Courses
Text Functions
Data cleanup
Unlike numbers, text (also known as strings) usually comes in non-standard formats where a clean-up is needed. This is due to the broad input possibilities that text fields allow for. Text can contain numbers, blank spaces, special characters etc. It is not uncommon that a certain text input is separated in several fields.
Problems with text fields:
- Blank spaces: Too many blank spaces, that may be hard to spot.
- Wrong input: E.g. surname in first name field and first name in surname field.
- Misunderstandings: E.g. what is considered a middle name or what is the format for country code?
- Hard to analyze: Hard to extract and analyze information, e.g. large text fields with comments instead of drop-lists with limited choices.
To force users to input cleaner data from the start, text fields should be restricted with Data Validation if possible.
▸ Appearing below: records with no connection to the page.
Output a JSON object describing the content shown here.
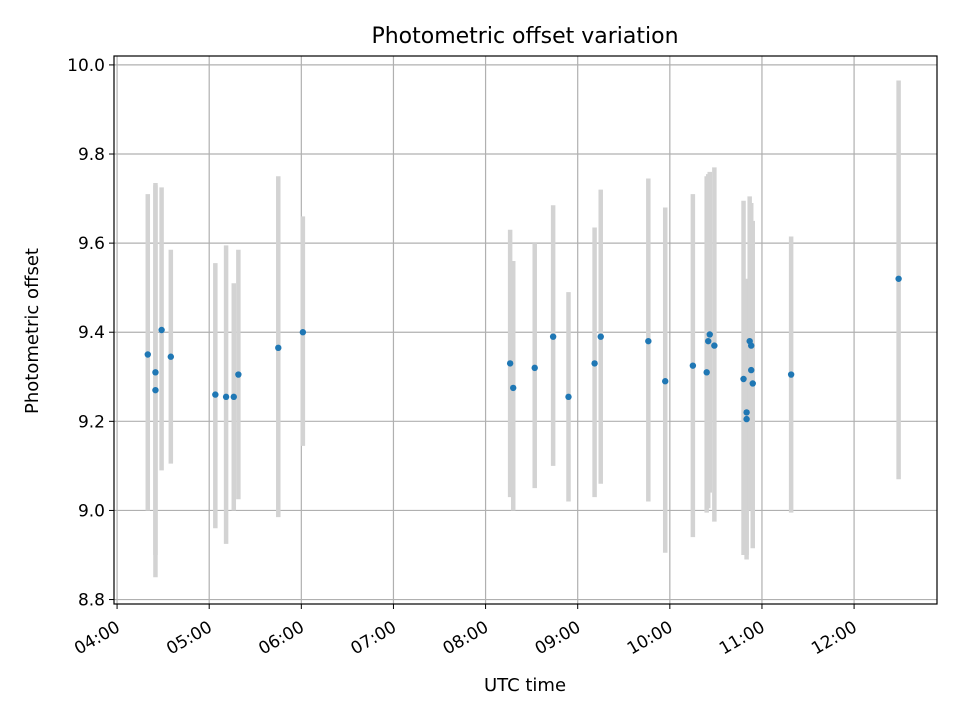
{
  "chart_data": {
    "type": "scatter",
    "title": "Photometric offset variation",
    "xlabel": "UTC time",
    "ylabel": "Photometric offset",
    "x_ticks": [
      "04:00",
      "05:00",
      "06:00",
      "07:00",
      "08:00",
      "09:00",
      "10:00",
      "11:00",
      "12:00"
    ],
    "y_ticks": [
      "8.8",
      "9.0",
      "9.2",
      "9.4",
      "9.6",
      "9.8",
      "10.0"
    ],
    "xlim": [
      "03:58",
      "12:54"
    ],
    "ylim": [
      8.79,
      10.02
    ],
    "grid": true,
    "colors": {
      "point": "#1f77b4",
      "errorbar": "#d3d3d3",
      "grid": "#b0b0b0"
    },
    "points": [
      {
        "x": "04:20",
        "y": 9.35,
        "ylow": 9.0,
        "yhigh": 9.71
      },
      {
        "x": "04:25",
        "y": 9.31,
        "ylow": 8.85,
        "yhigh": 9.735
      },
      {
        "x": "04:25",
        "y": 9.27,
        "ylow": 8.9,
        "yhigh": 9.73
      },
      {
        "x": "04:29",
        "y": 9.405,
        "ylow": 9.09,
        "yhigh": 9.725
      },
      {
        "x": "04:35",
        "y": 9.345,
        "ylow": 9.105,
        "yhigh": 9.585
      },
      {
        "x": "05:04",
        "y": 9.26,
        "ylow": 8.96,
        "yhigh": 9.555
      },
      {
        "x": "05:11",
        "y": 9.255,
        "ylow": 8.925,
        "yhigh": 9.595
      },
      {
        "x": "05:16",
        "y": 9.255,
        "ylow": 9.0,
        "yhigh": 9.51
      },
      {
        "x": "05:19",
        "y": 9.305,
        "ylow": 9.025,
        "yhigh": 9.585
      },
      {
        "x": "05:45",
        "y": 9.365,
        "ylow": 8.985,
        "yhigh": 9.75
      },
      {
        "x": "06:01",
        "y": 9.4,
        "ylow": 9.145,
        "yhigh": 9.66
      },
      {
        "x": "08:16",
        "y": 9.33,
        "ylow": 9.03,
        "yhigh": 9.63
      },
      {
        "x": "08:18",
        "y": 9.275,
        "ylow": 9.0,
        "yhigh": 9.56
      },
      {
        "x": "08:32",
        "y": 9.32,
        "ylow": 9.05,
        "yhigh": 9.6
      },
      {
        "x": "08:44",
        "y": 9.39,
        "ylow": 9.1,
        "yhigh": 9.685
      },
      {
        "x": "08:54",
        "y": 9.255,
        "ylow": 9.02,
        "yhigh": 9.49
      },
      {
        "x": "09:11",
        "y": 9.33,
        "ylow": 9.03,
        "yhigh": 9.635
      },
      {
        "x": "09:15",
        "y": 9.39,
        "ylow": 9.06,
        "yhigh": 9.72
      },
      {
        "x": "09:46",
        "y": 9.38,
        "ylow": 9.02,
        "yhigh": 9.745
      },
      {
        "x": "09:57",
        "y": 9.29,
        "ylow": 8.905,
        "yhigh": 9.68
      },
      {
        "x": "10:15",
        "y": 9.325,
        "ylow": 8.94,
        "yhigh": 9.71
      },
      {
        "x": "10:24",
        "y": 9.31,
        "ylow": 8.995,
        "yhigh": 9.75
      },
      {
        "x": "10:25",
        "y": 9.38,
        "ylow": 9.005,
        "yhigh": 9.755
      },
      {
        "x": "10:26",
        "y": 9.395,
        "ylow": 9.04,
        "yhigh": 9.76
      },
      {
        "x": "10:29",
        "y": 9.37,
        "ylow": 8.975,
        "yhigh": 9.77
      },
      {
        "x": "10:48",
        "y": 9.295,
        "ylow": 8.9,
        "yhigh": 9.695
      },
      {
        "x": "10:50",
        "y": 9.22,
        "ylow": 8.89,
        "yhigh": 9.52
      },
      {
        "x": "10:50",
        "y": 9.205,
        "ylow": 8.9,
        "yhigh": 9.5
      },
      {
        "x": "10:52",
        "y": 9.38,
        "ylow": 9.0,
        "yhigh": 9.705
      },
      {
        "x": "10:53",
        "y": 9.37,
        "ylow": 9.0,
        "yhigh": 9.69
      },
      {
        "x": "10:53",
        "y": 9.315,
        "ylow": 9.0,
        "yhigh": 9.62
      },
      {
        "x": "10:54",
        "y": 9.285,
        "ylow": 8.915,
        "yhigh": 9.65
      },
      {
        "x": "11:19",
        "y": 9.305,
        "ylow": 8.995,
        "yhigh": 9.615
      },
      {
        "x": "12:29",
        "y": 9.52,
        "ylow": 9.07,
        "yhigh": 9.965
      }
    ]
  }
}
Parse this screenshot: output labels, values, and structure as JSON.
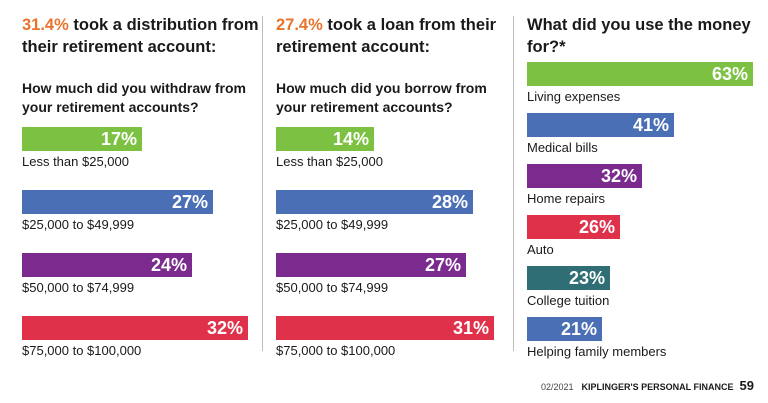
{
  "chart_data": [
    {
      "type": "bar",
      "title_highlight": "31.4%",
      "title": "took a distribution from their retirement account:",
      "question": "How much did you withdraw from your retirement accounts?",
      "categories": [
        "Less than $25,000",
        "$25,000 to $49,999",
        "$50,000 to $74,999",
        "$75,000 to $100,000"
      ],
      "values": [
        17,
        27,
        24,
        32
      ],
      "value_labels": [
        "17%",
        "27%",
        "24%",
        "32%"
      ],
      "colors": [
        "#7cc142",
        "#4a6fb5",
        "#7a2b8d",
        "#e0314b"
      ],
      "xlim": [
        0,
        32
      ]
    },
    {
      "type": "bar",
      "title_highlight": "27.4%",
      "title": "took a loan from their retirement account:",
      "question": "How much did you borrow from your retirement accounts?",
      "categories": [
        "Less than $25,000",
        "$25,000 to $49,999",
        "$50,000 to $74,999",
        "$75,000 to $100,000"
      ],
      "values": [
        14,
        28,
        27,
        31
      ],
      "value_labels": [
        "14%",
        "28%",
        "27%",
        "31%"
      ],
      "colors": [
        "#7cc142",
        "#4a6fb5",
        "#7a2b8d",
        "#e0314b"
      ],
      "xlim": [
        0,
        31
      ]
    },
    {
      "type": "bar",
      "title": "What did you use the money for?*",
      "categories": [
        "Living expenses",
        "Medical bills",
        "Home repairs",
        "Auto",
        "College tuition",
        "Helping family members"
      ],
      "values": [
        63,
        41,
        32,
        26,
        23,
        21
      ],
      "value_labels": [
        "63%",
        "41%",
        "32%",
        "26%",
        "23%",
        "21%"
      ],
      "colors": [
        "#7cc142",
        "#4a6fb5",
        "#7a2b8d",
        "#e0314b",
        "#2e6e74",
        "#4a6fb5"
      ],
      "xlim": [
        0,
        63
      ]
    }
  ],
  "footer": {
    "date": "02/2021",
    "publication": "KIPLINGER'S PERSONAL FINANCE",
    "page": "59"
  }
}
This is often the case to some extent in software like ERP systems, but there still a lot of room for input errors. There can also be problematic programming logic like programmers of the ERP only created one input field for a contact name, and you want to work with surnames. Text functions in Excel can handle much of the basic cleanup needed due to input errors and faulty programming logic.
Tip: Input with limited choices
The rule of thumb is that if an input field can be divided into several fields with limited choices for the user (preferably restricted by a drop-down list), it should, as this makes data easier to analyse later on.
Warning: Clean-up at the core
Avoid workarounds when it comes to severe input errors. Prioritize clean-up in the systems you extract data from over clean-up of extracts. This is part of the daily work maintaining correct master data.